Migalhas
Nesta quarta-feira, 4, STF, por maioria, decidiu que pessoa com os direitos políticos suspensos em razão de condenação criminal definitiva pode tomar posse em cargo público. Plenário também determinou que não pode haver incompatibilidade entre o cargo a ser exercido e o crime cometido, nem conflito de horários entre a jornada de trabalho e o regime de cumprimento da pena.
Os ministros fixaram a seguinte tese:
“A suspensão dos direitos políticos prevista no art. 15 inciso III da Constituição Federal – condenação criminal transitada em julgado enquanto durarem seus efeitos – não impede a nomeação e posse de candidato aprovado em concurso público, desde que não incompatível com a infração penal praticada, em respeito aos princípios da dignidade da pessoa humana e do valor social do trabalho (Constituição Federal, art. 1°, incisos III e IV) e do dever do Estado em proporcionar as condições necessárias para harmônica integração social do condenado, objetivo principal da execução penal, nos termos do artigo 1° da LEP (Lei 7.210/84). O início do efetivo exercício do cargo ficará condicionado ao regime da pena ou à decisão judicial do Juízo de Execuções, que analisará a compatibilidade de horários.”
O caso
No caso concreto, um candidato aprovado em concurso para o cargo de auxiliar de indigenismo da Funai busca o direito de participar do curso de formação. Condenado à pena privativa de liberdade por tráfico de drogas, ele foi impedido de tomar posse, por estar com seus direitos políticos suspensos.
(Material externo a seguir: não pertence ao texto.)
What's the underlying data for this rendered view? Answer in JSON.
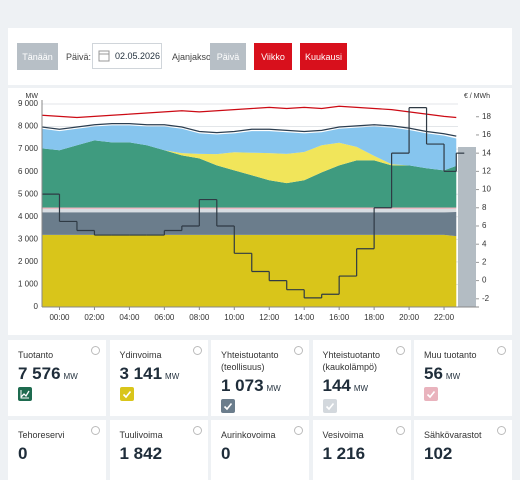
{
  "header": {
    "today": "Tänään",
    "day_label": "Päivä:",
    "date": "02.05.2026",
    "period_label": "Ajanjakso:",
    "periods": [
      {
        "label": "Päivä",
        "color": "#b7bfc6"
      },
      {
        "label": "Viikko",
        "color": "#d8101c"
      },
      {
        "label": "Kuukausi",
        "color": "#d8101c"
      }
    ]
  },
  "chart_data": {
    "type": "stacked_area",
    "y_label": "MW",
    "y2_label": "€ / MWh",
    "x": [
      -1,
      0,
      1,
      2,
      3,
      4,
      5,
      6,
      7,
      8,
      9,
      10,
      11,
      12,
      13,
      14,
      15,
      16,
      17,
      18,
      19,
      20,
      21,
      22,
      22.7
    ],
    "xlim": [
      -1,
      24
    ],
    "xticks": [
      {
        "value": 0,
        "label": "00:00"
      },
      {
        "value": 2,
        "label": "02:00"
      },
      {
        "value": 4,
        "label": "04:00"
      },
      {
        "value": 6,
        "label": "06:00"
      },
      {
        "value": 8,
        "label": "08:00"
      },
      {
        "value": 10,
        "label": "10:00"
      },
      {
        "value": 12,
        "label": "12:00"
      },
      {
        "value": 14,
        "label": "14:00"
      },
      {
        "value": 16,
        "label": "16:00"
      },
      {
        "value": 18,
        "label": "18:00"
      },
      {
        "value": 20,
        "label": "20:00"
      },
      {
        "value": 22,
        "label": "22:00"
      }
    ],
    "ylim": [
      0,
      9000
    ],
    "yticks": [
      0,
      {
        "value": 1000,
        "label": "1 000"
      },
      {
        "value": 2000,
        "label": "2 000"
      },
      {
        "value": 3000,
        "label": "3 000"
      },
      {
        "value": 4000,
        "label": "4 000"
      },
      {
        "value": 5000,
        "label": "5 000"
      },
      {
        "value": 6000,
        "label": "6 000"
      },
      {
        "value": 7000,
        "label": "7 000"
      },
      {
        "value": 8000,
        "label": "8 000"
      },
      {
        "value": 9000,
        "label": "9 000"
      }
    ],
    "y2lim": [
      -2.9,
      19.4
    ],
    "y2ticks": [
      -2,
      0,
      2,
      4,
      6,
      8,
      10,
      12,
      14,
      16,
      18
    ],
    "grid": true,
    "series": [
      {
        "style": "area",
        "color": "#d9c51a",
        "values": [
          3200,
          3200,
          3200,
          3200,
          3200,
          3200,
          3200,
          3200,
          3200,
          3200,
          3200,
          3200,
          3200,
          3200,
          3200,
          3200,
          3200,
          3200,
          3200,
          3200,
          3200,
          3200,
          3200,
          3200,
          3141
        ]
      },
      {
        "style": "area",
        "color": "#6b7d8c",
        "values": [
          1000,
          1000,
          1000,
          1000,
          1000,
          1000,
          1000,
          1000,
          1000,
          1000,
          1000,
          1000,
          1000,
          1000,
          1000,
          1000,
          1000,
          1000,
          1000,
          1000,
          1000,
          1000,
          1000,
          1000,
          1073
        ]
      },
      {
        "style": "area",
        "color": "#d8dde2",
        "values": [
          150,
          150,
          150,
          150,
          150,
          150,
          150,
          150,
          150,
          150,
          150,
          150,
          150,
          150,
          150,
          150,
          150,
          150,
          150,
          150,
          150,
          150,
          150,
          150,
          144
        ]
      },
      {
        "style": "area",
        "color": "#e9b3bd",
        "values": [
          60,
          60,
          60,
          60,
          60,
          60,
          60,
          60,
          60,
          60,
          60,
          60,
          60,
          60,
          60,
          60,
          60,
          60,
          60,
          60,
          60,
          60,
          60,
          60,
          56
        ]
      },
      {
        "style": "area",
        "color": "#3f9b7f",
        "values": [
          2620,
          2540,
          2760,
          2980,
          2890,
          2890,
          2760,
          2540,
          2310,
          2180,
          1870,
          1650,
          1430,
          1210,
          1080,
          1210,
          1560,
          1870,
          2090,
          2090,
          1870,
          1870,
          1740,
          1650,
          1842
        ]
      },
      {
        "style": "area",
        "color": "#f1e55a",
        "values": [
          0,
          0,
          0,
          0,
          0,
          0,
          0,
          0,
          100,
          200,
          500,
          800,
          1000,
          1200,
          1300,
          1250,
          1200,
          1000,
          600,
          200,
          50,
          0,
          0,
          0,
          0
        ]
      },
      {
        "style": "area",
        "color": "#86c5ee",
        "values": [
          870,
          850,
          730,
          610,
          750,
          750,
          830,
          1050,
          1080,
          910,
          870,
          840,
          960,
          980,
          960,
          830,
          580,
          620,
          850,
          1300,
          1620,
          1570,
          1550,
          1540,
          1216
        ]
      },
      {
        "style": "line",
        "color": "#2c3e50",
        "values": [
          7980,
          7880,
          7980,
          8080,
          8130,
          8130,
          8080,
          8080,
          7980,
          7780,
          7730,
          7780,
          7880,
          7880,
          7830,
          7780,
          7830,
          7980,
          8030,
          8080,
          8030,
          7930,
          7780,
          7680,
          7576
        ]
      },
      {
        "style": "line",
        "color": "#cc0a14",
        "values": [
          8500,
          8450,
          8400,
          8450,
          8500,
          8550,
          8600,
          8650,
          8700,
          8650,
          8700,
          8750,
          8800,
          8850,
          8800,
          8850,
          8800,
          8900,
          8850,
          8800,
          8750,
          8650,
          8550,
          8450,
          8400
        ]
      },
      {
        "style": "step",
        "axis": "y2",
        "color": "#2f3a44",
        "values": [
          9.5,
          6.5,
          5.5,
          5,
          5,
          5,
          5,
          5.5,
          6,
          8.9,
          6,
          3,
          1,
          0,
          -1,
          -1.9,
          -1.5,
          0.5,
          3.5,
          8,
          14,
          19,
          15,
          12,
          14
        ]
      }
    ]
  },
  "cards": [
    {
      "label": "Tuotanto",
      "value": "7 576",
      "unit": "MW",
      "color": "#1e6b4f"
    },
    {
      "label": "Ydinvoima",
      "value": "3 141",
      "unit": "MW",
      "color": "#d9c51a"
    },
    {
      "label": "Yhteistuotanto (teollisuus)",
      "value": "1 073",
      "unit": "MW",
      "color": "#6b7d8c"
    },
    {
      "label": "Yhteistuotanto (kaukolämpö)",
      "value": "144",
      "unit": "MW",
      "color": "#d3d8dd"
    },
    {
      "label": "Muu tuotanto",
      "value": "56",
      "unit": "MW",
      "color": "#e9b3bd"
    },
    {
      "label": "Tehoreservi",
      "value": "0"
    },
    {
      "label": "Tuulivoima",
      "value": "1 842"
    },
    {
      "label": "Aurinkovoima",
      "value": "0"
    },
    {
      "label": "Vesivoima",
      "value": "1 216"
    },
    {
      "label": "Sähkövarastot",
      "value": "102"
    }
  ]
}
O TRF da 1ª região deu provimento à apelação do candidato, por entender que a execução penal também tem por objetivo proporcionar condições para a integração social do condenado. Como ele estava em liberdade condicional, o Tribunal não considerou razoável impedir seu acesso ao cargo, assentando que a responsabilidade pela ressocialização dos presos também se estende à administração pública, que não poderá opor o impedimento da quitação com as obrigações eleitorais ao candidato aprovado e convocado.
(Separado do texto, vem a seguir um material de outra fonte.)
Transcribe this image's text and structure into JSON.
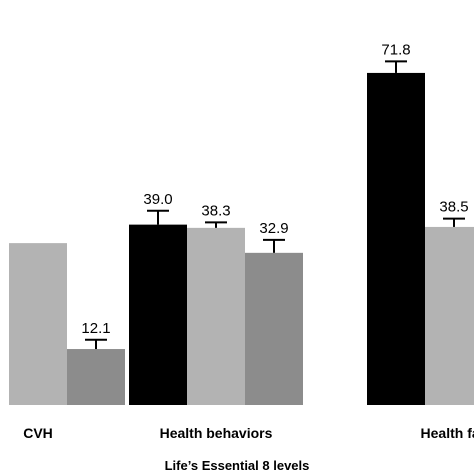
{
  "chart_data": {
    "type": "bar",
    "title": "",
    "xlabel": "Life’s Essential 8 levels",
    "ylabel": "",
    "categories": [
      "CVH",
      "Health behaviors",
      "Health fac"
    ],
    "ylim": [
      0,
      80
    ],
    "grid": false,
    "legend": "none",
    "series": [
      {
        "color": "#000000",
        "values": [
          null,
          39.0,
          71.8
        ],
        "errors": [
          null,
          3.0,
          2.5
        ],
        "labels": [
          "",
          "39.0",
          "71.8"
        ]
      },
      {
        "color": "#b3b3b3",
        "values": [
          35.0,
          38.3,
          38.5
        ],
        "errors": [
          null,
          1.2,
          1.8
        ],
        "labels": [
          "",
          "38.3",
          "38.5"
        ]
      },
      {
        "color": "#8c8c8c",
        "values": [
          12.1,
          32.9,
          null
        ],
        "errors": [
          2.0,
          2.8,
          null
        ],
        "labels": [
          "12.1",
          "32.9",
          ""
        ]
      }
    ]
  }
}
No STF, a Funai sustenta que as regras do concurso público existem para todos e não podem ser afastadas, sob pena de violação dos princípios constitucionais da isonomia e da legalidade. A fundação argumenta que o texto constitucional é claro ao determinar a suspensão dos direitos políticos enquanto durarem os efeitos da condenação, que são mantidos, ainda que o apenado esteja em liberdade condicional.
Voto do relator
Ministro Alexandre de Moraes, relator do caso, inicialmente, explicou que a condenação afasta tanto da capacidade eleitoral ativa (votar) quanto a capacidade eleitoral passiva (ser votado). Assim, em seu entendimento, como a capacidade eleitoral ativa é uma consequência automática aos condenados, não é possível negar ao candidato a posse do cargo por débito com as obrigações eleitorais.
“Se ele está impedido de votar pela condenação, obviamente aqui ele não pode sofrer um duplo prejuízo.”
Em seguida, S. Exa. explicou que a suspensão dos direitos políticos em caso de condenação criminal não atinge direitos civis e sociais. “O que a Constituição Federal estabelece é a suspensão do direito de votar e de ser votado, e não do direito a trabalhar.”
Por fim, o relator citou a importância do trabalho para a ressocialização do indivíduo egresso do sistema prisional.
No caso concreto, Moraes votou no sentido de negar provimento ao recurso extraordinário, devendo ser dada a posse imediata ao candidato no cargo.
Ao acompanhar o relator, a ministra Cármen Lúcia relembrou o projeto “Começar de Novo”, implantado no Supremo durante a gestão do ministro Gilmar Mendes. “Nós contratamos pessoas que tenham saído [do sistema prisional], e não significa que já completaram todo ciclo de execução penal, exatamente para que se cumpra a finalidade da própria Constituição na ressocialização”, disse. S. Exa.
“O egresso do sistema prisional que assume responsabilidade e cumpre os seus deveres civis faz jus à manutenção dos direitos mais básicos do cidadão. Se é esperado que um indivíduo se reintegre a sociedade, deve o Estado prover os meios para tanto”, afirmou o ministro André Mendonça ao seguir a vertente apresentada por Moraes.
Os ministros Luis Fux, Edson Fachin e Luís Roberto Barroso também acompanharam o relator.
Divergência
Restaram vencidos os ministros Cristiano Zanin e Dias Toffoli. Para os ministros, “a condenação criminal transitada em julgado enquanto durarem os seus efeitos suspende o gozo de direitos políticos, impedindo a investidura em cargo público”.
Ministro Nunes Marques não participou do julgamento porque havia atuado no caso como desembargador do TRF da 1ª região.